The demise of Gabriel Garcia Marquez is more than a casual newspaper heading. It’s the death of a gigantic writer whose mighty pen and magic could win the hearts of almost all readers everywhere. Along with the rest of the world, the Iranian literati – that had enjoyed the Marquez Effect for four decades – now pity the loss of their Colombian Muse.
The first and so far the best translation (by late Bahman Farzaneh) of Marquez’s One Hundred Years of Solitude was published in 1974 by Amir Kabir Publications. It hit a high record of success and put its magic spell on almost all Iranian writers as well as avid readers of the time. The craze for Magic Realism declined though, after two or three decades of steady publication of almost all his works, with the arrival of new voices. In 1990s, in line with the decline of the Marquez Effect, periodicals and newspapers started to speak of ‘the end of One Hundred Years of Solitude,’ yet the book sales statistics would go against it. In 2012, simultaneous with the publication of Bolano’s writings in Persian as the new Latin American hero, another translation of The Autumn of the Patriarch was released by Saless Publications.
In the last few days many critics have declared the Marquez Effect a transitory craze doomed to decline, while some others still regard him as the spiritual father of an aspiring generation that in the end, failed to internalize or localize magic realism – hence they came to no end and perforce dropped him in favor of more promising techniques.

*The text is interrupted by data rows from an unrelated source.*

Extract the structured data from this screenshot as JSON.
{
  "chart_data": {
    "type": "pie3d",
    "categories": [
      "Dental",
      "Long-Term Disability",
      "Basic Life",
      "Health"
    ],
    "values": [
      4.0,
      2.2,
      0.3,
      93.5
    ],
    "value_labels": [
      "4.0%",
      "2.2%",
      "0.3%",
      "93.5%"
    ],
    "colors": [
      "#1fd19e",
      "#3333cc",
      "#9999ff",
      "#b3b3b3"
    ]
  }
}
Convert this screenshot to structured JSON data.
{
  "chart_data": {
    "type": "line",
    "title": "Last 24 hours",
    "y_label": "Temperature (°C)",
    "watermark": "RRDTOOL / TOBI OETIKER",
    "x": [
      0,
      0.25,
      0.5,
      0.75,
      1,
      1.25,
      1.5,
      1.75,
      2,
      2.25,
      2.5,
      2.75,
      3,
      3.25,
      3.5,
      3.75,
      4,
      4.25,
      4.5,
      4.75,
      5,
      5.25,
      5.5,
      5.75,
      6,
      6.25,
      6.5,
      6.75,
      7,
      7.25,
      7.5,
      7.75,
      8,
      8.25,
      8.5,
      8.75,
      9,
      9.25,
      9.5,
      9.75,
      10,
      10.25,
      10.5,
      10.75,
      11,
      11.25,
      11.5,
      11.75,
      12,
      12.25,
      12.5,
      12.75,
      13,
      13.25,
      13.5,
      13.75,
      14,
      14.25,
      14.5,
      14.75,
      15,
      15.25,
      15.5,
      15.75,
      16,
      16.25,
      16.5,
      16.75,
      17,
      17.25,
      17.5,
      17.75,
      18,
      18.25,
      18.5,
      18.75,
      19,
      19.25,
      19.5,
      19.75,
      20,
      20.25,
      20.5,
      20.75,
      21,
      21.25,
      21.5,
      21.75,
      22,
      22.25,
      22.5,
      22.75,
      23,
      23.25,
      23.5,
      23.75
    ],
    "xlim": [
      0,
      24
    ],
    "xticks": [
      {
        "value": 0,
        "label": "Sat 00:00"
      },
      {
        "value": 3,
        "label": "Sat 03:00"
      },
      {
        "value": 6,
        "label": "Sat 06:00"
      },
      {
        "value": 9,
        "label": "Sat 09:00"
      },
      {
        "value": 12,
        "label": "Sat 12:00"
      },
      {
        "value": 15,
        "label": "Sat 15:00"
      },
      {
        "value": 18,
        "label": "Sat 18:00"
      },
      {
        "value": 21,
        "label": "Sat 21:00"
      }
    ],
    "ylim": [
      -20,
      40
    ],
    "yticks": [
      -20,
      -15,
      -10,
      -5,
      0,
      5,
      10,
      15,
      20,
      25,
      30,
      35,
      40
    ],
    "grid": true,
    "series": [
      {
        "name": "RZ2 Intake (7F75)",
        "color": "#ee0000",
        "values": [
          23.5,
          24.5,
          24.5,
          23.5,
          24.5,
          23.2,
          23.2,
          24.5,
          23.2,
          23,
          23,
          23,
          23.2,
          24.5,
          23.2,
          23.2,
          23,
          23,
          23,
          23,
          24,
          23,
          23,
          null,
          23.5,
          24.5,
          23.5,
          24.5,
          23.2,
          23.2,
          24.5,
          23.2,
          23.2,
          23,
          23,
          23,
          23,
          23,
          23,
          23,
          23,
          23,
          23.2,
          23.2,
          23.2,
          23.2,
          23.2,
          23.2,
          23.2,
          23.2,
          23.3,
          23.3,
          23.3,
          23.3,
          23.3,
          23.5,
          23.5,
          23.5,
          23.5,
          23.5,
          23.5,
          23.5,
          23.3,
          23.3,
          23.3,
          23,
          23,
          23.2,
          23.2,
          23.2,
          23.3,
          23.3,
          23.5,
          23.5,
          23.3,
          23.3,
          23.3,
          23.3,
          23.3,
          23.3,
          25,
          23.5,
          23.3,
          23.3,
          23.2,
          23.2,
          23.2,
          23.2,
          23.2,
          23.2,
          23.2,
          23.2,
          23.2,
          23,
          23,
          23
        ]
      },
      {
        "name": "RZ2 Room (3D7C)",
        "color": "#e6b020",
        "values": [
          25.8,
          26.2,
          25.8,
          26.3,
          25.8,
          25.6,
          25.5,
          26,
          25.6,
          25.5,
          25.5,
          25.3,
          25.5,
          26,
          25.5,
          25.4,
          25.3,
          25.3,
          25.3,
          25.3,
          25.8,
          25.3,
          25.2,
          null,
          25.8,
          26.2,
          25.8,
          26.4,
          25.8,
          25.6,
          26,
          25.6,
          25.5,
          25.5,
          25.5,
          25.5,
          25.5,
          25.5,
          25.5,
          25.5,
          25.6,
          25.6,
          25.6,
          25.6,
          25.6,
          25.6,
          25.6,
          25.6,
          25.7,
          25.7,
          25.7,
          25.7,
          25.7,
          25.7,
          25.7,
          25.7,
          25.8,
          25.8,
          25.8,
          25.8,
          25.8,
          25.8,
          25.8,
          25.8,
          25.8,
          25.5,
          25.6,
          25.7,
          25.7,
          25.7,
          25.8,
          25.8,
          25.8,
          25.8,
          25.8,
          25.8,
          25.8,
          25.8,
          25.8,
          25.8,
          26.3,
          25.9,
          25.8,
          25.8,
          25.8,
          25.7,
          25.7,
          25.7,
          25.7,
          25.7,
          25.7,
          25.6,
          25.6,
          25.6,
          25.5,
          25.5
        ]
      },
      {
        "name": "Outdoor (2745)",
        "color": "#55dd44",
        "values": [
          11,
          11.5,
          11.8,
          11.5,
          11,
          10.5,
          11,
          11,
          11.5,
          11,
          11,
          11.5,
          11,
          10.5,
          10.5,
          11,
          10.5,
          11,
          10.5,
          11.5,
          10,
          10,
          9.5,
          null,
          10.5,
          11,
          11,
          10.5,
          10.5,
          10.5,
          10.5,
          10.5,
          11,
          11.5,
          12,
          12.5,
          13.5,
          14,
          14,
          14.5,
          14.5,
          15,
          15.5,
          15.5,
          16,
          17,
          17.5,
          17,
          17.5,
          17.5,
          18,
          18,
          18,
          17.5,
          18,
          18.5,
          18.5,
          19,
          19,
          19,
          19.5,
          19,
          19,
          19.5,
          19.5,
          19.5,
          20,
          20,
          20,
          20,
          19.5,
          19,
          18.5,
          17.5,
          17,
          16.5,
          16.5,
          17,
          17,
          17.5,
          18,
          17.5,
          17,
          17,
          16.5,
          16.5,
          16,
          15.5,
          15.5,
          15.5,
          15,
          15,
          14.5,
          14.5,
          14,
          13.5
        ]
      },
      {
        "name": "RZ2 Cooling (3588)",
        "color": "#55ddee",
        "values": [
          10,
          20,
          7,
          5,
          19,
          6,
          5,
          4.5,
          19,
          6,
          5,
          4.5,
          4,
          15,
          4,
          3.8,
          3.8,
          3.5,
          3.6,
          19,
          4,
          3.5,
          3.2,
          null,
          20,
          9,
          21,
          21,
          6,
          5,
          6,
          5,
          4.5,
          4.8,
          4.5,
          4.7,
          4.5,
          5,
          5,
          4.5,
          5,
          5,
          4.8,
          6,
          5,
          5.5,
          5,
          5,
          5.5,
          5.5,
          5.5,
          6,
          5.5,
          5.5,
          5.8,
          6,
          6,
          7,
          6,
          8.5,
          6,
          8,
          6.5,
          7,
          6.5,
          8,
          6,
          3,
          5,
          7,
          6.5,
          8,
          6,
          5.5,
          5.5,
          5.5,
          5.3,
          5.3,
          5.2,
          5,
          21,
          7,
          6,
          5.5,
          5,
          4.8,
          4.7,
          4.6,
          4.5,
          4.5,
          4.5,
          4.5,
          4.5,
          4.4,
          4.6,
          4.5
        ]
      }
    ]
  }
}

It is often taken for granted, however, that the Iranian craze for magic realism partially resulted from their historical affinity with the genre, of the tales they had heard from their grandmothers – the true heirs of Scheherzade’s storytelling tradition. A revival of grandmotherly telling of tales, Magic Realism sparked up their memories of the past that had been waning already under the influence of the western Modernist trends.
A quick look at The Parsagon Review’s Top 7×7 List shows that four out of ten participating writers – those who have spent the prime in the period of Latin American Boom – have mentioned Marquez as a lifelong inspiration. And so do we raise our hats (and probably our veils) in respect for the eternal flight of a very old man born with enormous wings.